A light beam is described by $$E = 800 \sin\omega\left(t - \frac{x}{c}\right)$$. An electron is allowed to move normal to the propagation of light beam with a speed of $$3 \times 10^7$$ m s$$^{-1}$$. What is the maximum magnetic force exerted on the electron?

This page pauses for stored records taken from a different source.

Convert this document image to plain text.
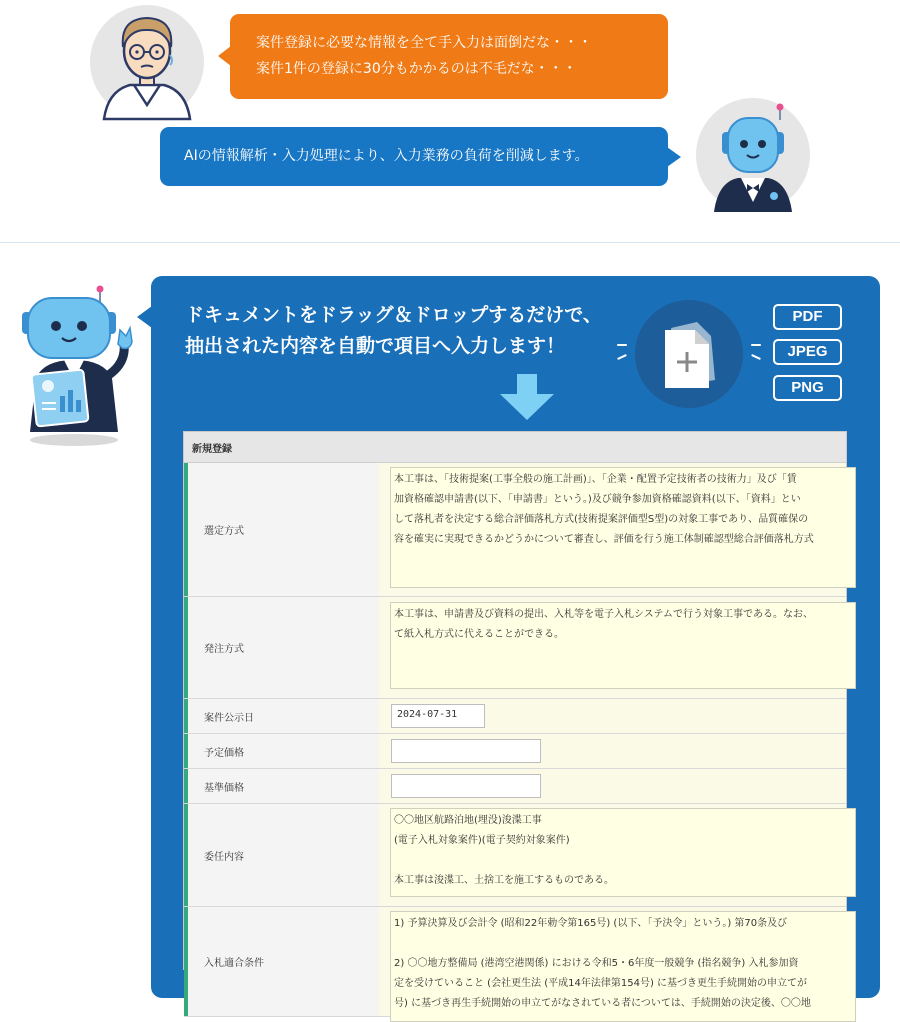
案件登録に必要な情報を全て手入力は面倒だな・・・
案件1件の登録に30分もかかるのは不毛だな・・・
AIの情報解析・入力処理により、入力業務の負荷を削減します。
ドキュメントをドラッグ＆ドロップするだけで、
抽出された内容を自動で項目へ入力します！
PDF
JPEG
PNG
新規登録
選定方式
本工事は、「技術提案(工事全般の施工計画)」、「企業・配置予定技術者の技術力」及び「賃
加資格確認申請書(以下、「申請書」という。)及び競争参加資格確認資料(以下、「資料」とい
して落札者を決定する総合評価落札方式(技術提案評価型S型)の対象工事であり、品質確保の
容を確実に実現できるかどうかについて審査し、評価を行う施工体制確認型総合評価落札方式
発注方式
本工事は、申請書及び資料の提出、入札等を電子入札システムで行う対象工事である。なお、
て紙入札方式に代えることができる。
案件公示日	2024-07-31
予定価格
基準価格
委任内容
〇〇地区航路泊地(埋没)浚渫工事
(電子入札対象案件)(電子契約対象案件)
本工事は浚渫工、土捨工を施工するものである。
入札適合条件
1) 予算決算及び会計令 (昭和22年勅令第165号) (以下、「予決令」という。) 第70条及び
2) 〇〇地方整備局 (港湾空港関係) における令和5・6年度一般競争 (指名競争) 入札参加資
定を受けていること (会社更生法 (平成14年法律第154号) に基づき更生手続開始の申立てが
号) に基づき再生手続開始の申立てがなされている者については、手続開始の決定後、〇〇地
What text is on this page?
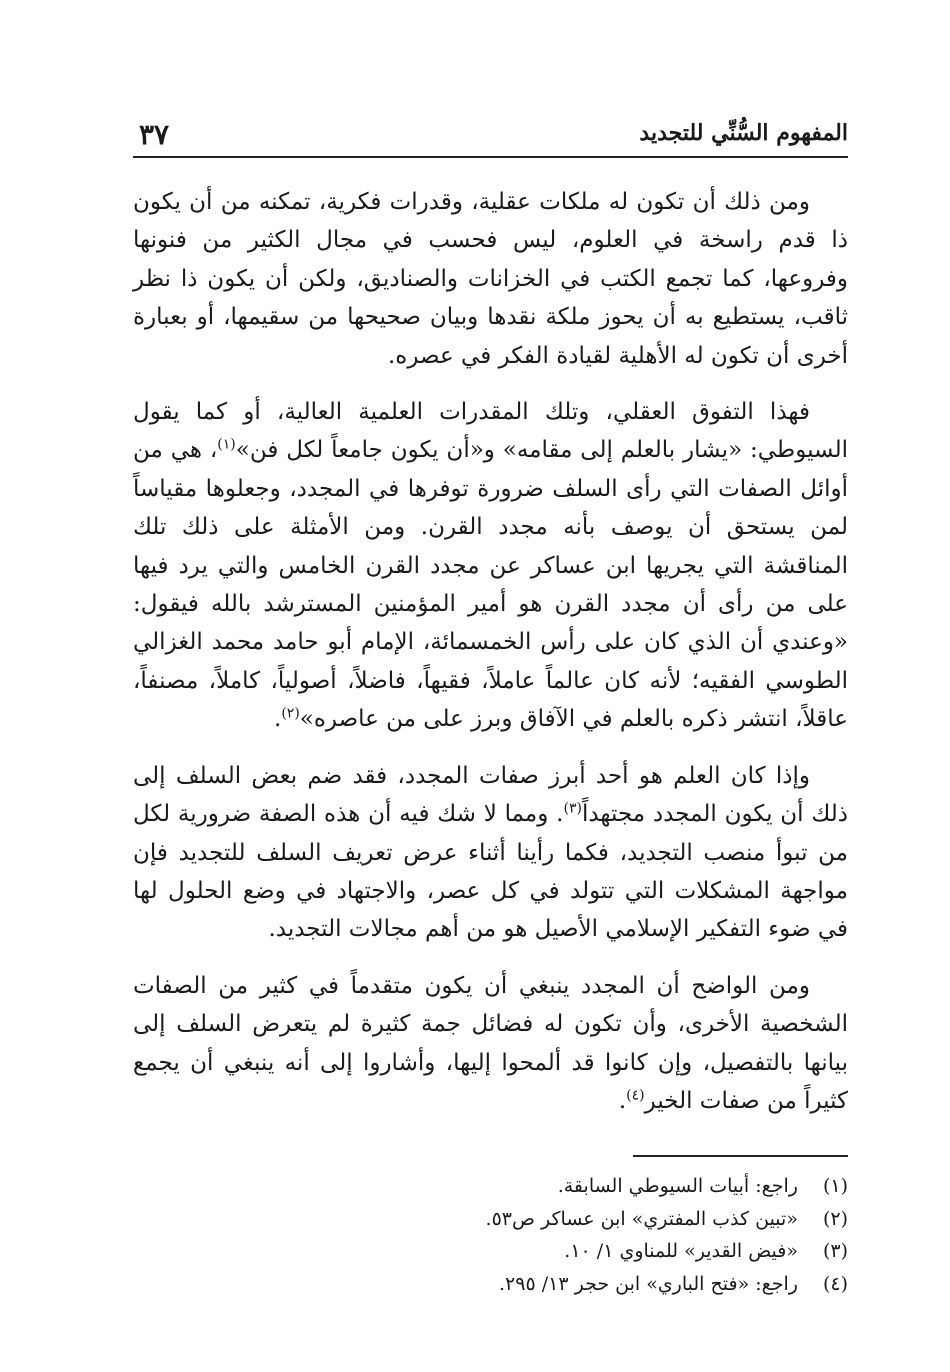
المفهوم السُّنِّي للتجديد
٣٧

ومن ذلك أن تكون له ملكات عقلية، وقدرات فكرية، تمكنه من أن يكون ذا قدم راسخة في العلوم، ليس فحسب في مجال الكثير من فنونها وفروعها، كما تجمع الكتب في الخزانات والصناديق، ولكن أن يكون ذا نظر ثاقب، يستطيع به أن يحوز ملكة نقدها وبيان صحيحها من سقيمها، أو بعبارة أخرى أن تكون له الأهلية لقيادة الفكر في عصره.

فهذا التفوق العقلي، وتلك المقدرات العلمية العالية، أو كما يقول السيوطي: «يشار بالعلم إلى مقامه» و«أن يكون جامعاً لكل فن»$^{(١)}$، هي من أوائل الصفات التي رأى السلف ضرورة توفرها في المجدد، وجعلوها مقياساً لمن يستحق أن يوصف بأنه مجدد القرن. ومن الأمثلة على ذلك تلك المناقشة التي يجريها ابن عساكر عن مجدد القرن الخامس والتي يرد فيها على من رأى أن مجدد القرن هو أمير المؤمنين المسترشد بالله فيقول: «وعندي أن الذي كان على رأس الخمسمائة، الإمام أبو حامد محمد الغزالي الطوسي الفقيه؛ لأنه كان عالماً عاملاً، فقيهاً، فاضلاً، أصولياً، كاملاً، مصنفاً، عاقلاً، انتشر ذكره بالعلم في الآفاق وبرز على من عاصره»$^{(٢)}$.

وإذا كان العلم هو أحد أبرز صفات المجدد، فقد ضم بعض السلف إلى ذلك أن يكون المجدد مجتهداً$^{(٣)}$. ومما لا شك فيه أن هذه الصفة ضرورية لكل من تبوأ منصب التجديد، فكما رأينا أثناء عرض تعريف السلف للتجديد فإن مواجهة المشكلات التي تتولد في كل عصر، والاجتهاد في وضع الحلول لها في ضوء التفكير الإسلامي الأصيل هو من أهم مجالات التجديد.

ومن الواضح أن المجدد ينبغي أن يكون متقدماً في كثير من الصفات الشخصية الأخرى، وأن تكون له فضائل جمة كثيرة لم يتعرض السلف إلى بيانها بالتفصيل، وإن كانوا قد ألمحوا إليها، وأشاروا إلى أنه ينبغي أن يجمع كثيراً من صفات الخير$^{(٤)}$.

(١) راجع: أبيات السيوطي السابقة.
(٢) «تبين كذب المفتري» ابن عساكر ص٥٣.
(٣) «فيض القدير» للمناوي ١/ ١٠.
(٤) راجع: «فتح الباري» ابن حجر ١٣/ ٢٩٥.
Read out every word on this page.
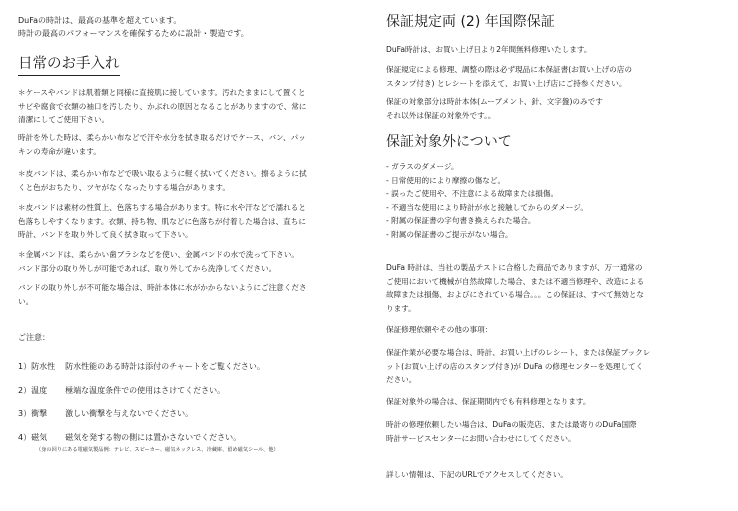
DuFaの時計は、最高の基準を超えています。

時計の最高のパフォーマンスを確保するために設計・製造です。

日常のお手入れ

＊ケースやバンドは肌着類と同様に直接肌に接しています。汚れたままにして置くと

サビや腐食で衣類の袖口を汚したり、かぶれの原因となることがありますので、常に

清潔にしてご使用下さい。

時計を外した時は、柔らかい布などで汗や水分を拭き取るだけでケース、バン、パッ

キンの寿命が違います。

＊皮バンドは、柔らかい布などで吸い取るように軽く拭いてください。擦るように拭

くと色がおちたり、ツヤがなくなったりする場合があります。

＊皮バンドは素材の性質上、色落ちする場合があります。特に水や汗などで濡れると

色落ちしやすくなります。衣類、持ち物、肌などに色落ちが付着した場合は、直ちに

時計、バンドを取り外して良く拭き取って下さい。

＊金属バンドは、柔らかい歯ブラシなどを使い、金属バンドの水で洗って下さい。

バンド部分の取り外しが可能であれば、取り外してから洗浄してください。

バンドの取り外しが不可能な場合は、時計本体に水がかからないようにご注意くださ

い。

ご注意：

1）防水性 防水性能のある時計は添付のチャートをご覧ください。
2）温度 極端な温度条件での使用はさけてください。
3）衝撃 激しい衝撃を与えないでください。
4）磁気 磁気を発する物の側には置かさないでください。

（身の回りにある電磁気製品例：テレビ、スピーカー、磁気ネックレス、冷蔵庫、留め磁気シール、他）

保証規定両 (2) 年国際保証

DuFa時計は、お買い上げ日より2年間無料修理いたします。

保証規定による修理、調整の際は必ず現品に本保証書(お買い上げの店の

スタンプ付き) とレシートを添えて、お買い上げ店にご持参ください。

保証の対象部分は時計本体(ムーブメント、針、文字盤)のみです

それ以外は保証の対象外です。。

保証対象外について

- ガラスのダメージ。

- 日常使用的により摩擦の傷など。

- 誤ったご使用や、不注意による故障または損傷。

- 不適当な使用により時計が水と接触してからのダメージ。

- 附属の保証書の字句書き換えられた場合。

- 附属の保証書のご提示がない場合。

DuFa 時計は、当社の製品テストに合格した商品でありますが、万一通常の

ご使用において機械が自然故障した場合、または不適当修理や、改造による

故障または損傷、およびにされている場合。。。この保証は、すべて無効とな

ります。

保証修理依頼やその他の事項：

保証作業が必要な場合は、時計、お買い上げのレシート、または保証ブックレ

ット(お買い上げの店のスタンプ付き)が DuFa の修理センターを処理してく

ださい。

保証対象外の場合は、保証期間内でも有料修理となります。

時計の修理依頼したい場合は、DuFaの販売店、または最寄りのDuFa国際

時計サービスセンターにお問い合わせにしてください。

詳しい情報は、下記のURLでアクセスしてください。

We are given the plane-polarised electromagnetic wave

$$E \;=\; 800 \,\sin\!\Bigl[\;\omega\!\left(t-\dfrac{x}{c}\right)\Bigr]$$

The coefficient of the sine function is the peak (maximum) electric-field magnitude, so

$$E_0 = 800 \text{ V m}^{-1}$$

For a plane electromagnetic wave in free space the electric and magnetic amplitudes are related by the well-known relation

$$E_0 = c\,B_0$$

where $$c = 3.0 \times 10^{8}\ \text{m s}^{-1}$$ is the speed of light in vacuum. Solving for the magnetic-field amplitude $$B_0$$ we get

$$$\begin{aligned} B_0 &= \dfrac{E_0}{c} \\ &= \dfrac{800}{3.0 \times 10^{8}} \ \text{T} \\ &= \dfrac{8.00 \times 10^{2}}{3.0 \times 10^{8}} \ \text{T} \\ &= \dfrac{8.00}{3.0}\times 10^{-6}\ \text{T} \\ &= 2.666\dots\times 10^{-6}\ \text{T} \\ &\approx 2.67 \times 10^{-6}\ \text{T} \end{aligned}$$$

An electron is made to move with speed

$$v = 3.0 \times 10^{7}\ \text{m s}^{-1}$$

and, as stated, the motion is normal (perpendicular) to the direction of propagation of the beam. In a plane wave the magnetic field itself is already perpendicular to the propagation direction, so by choosing the electron’s velocity also normal to the beam we can arrange the velocity to be perpendicular to the magnetic field. For the magnetic force this gives the maximum value because the factor $$\sin\theta$$ becomes unity. The magnetic (Lorentz) force formula is first written explicitly:

$$F = q\,v\,B\,\sin\theta$$

For the maximum force $$\theta = 90^\circ$$ and $$\sin\theta = 1$$, hence

$$F_{\max} = q\,v\,B_0$$

For an electron the magnitude of the charge is

$$q = e = 1.6 \times 10^{-19}\ \text{C}$$

Substituting all numerical values step by step,

$$$\begin{aligned} F_{\max} &= (1.6 \times 10^{-19}) \times (3.0 \times 10^{7}) \times (2.67 \times 10^{-6}) \ \text{N} \\[4pt] &= 1.6 \times 3.0 \times 2.67 \times 10^{-19 + 7 - 6}\ \text{N} \\[4pt] &= (1.6 \times 3.0)\times 2.67 \times 10^{-18}\ \text{N} \\[4pt] &= 4.8 \times 2.67 \times 10^{-18}\ \text{N} \\[4pt] &= 12.816 \times 10^{-18}\ \text{N} \\[4pt] &= 1.2816 \times 10^{-17}\ \text{N} \end{aligned}$$$

Keeping only three significant figures (because the given data have at most two significant figures), we state

$$F_{\max} \approx 1.28 \times 10^{-17}\ \text{N}$$

The option list is expressed in the form $$A \times 10^{-18}\ \text{N}$$. Writing our result in the same form:

$$$1.28 \times 10^{-17}\ \text{N} = 12.8 \times 10^{-18}\ \text{N}$$$

This matches Option B.

Hence, the correct answer is Option B.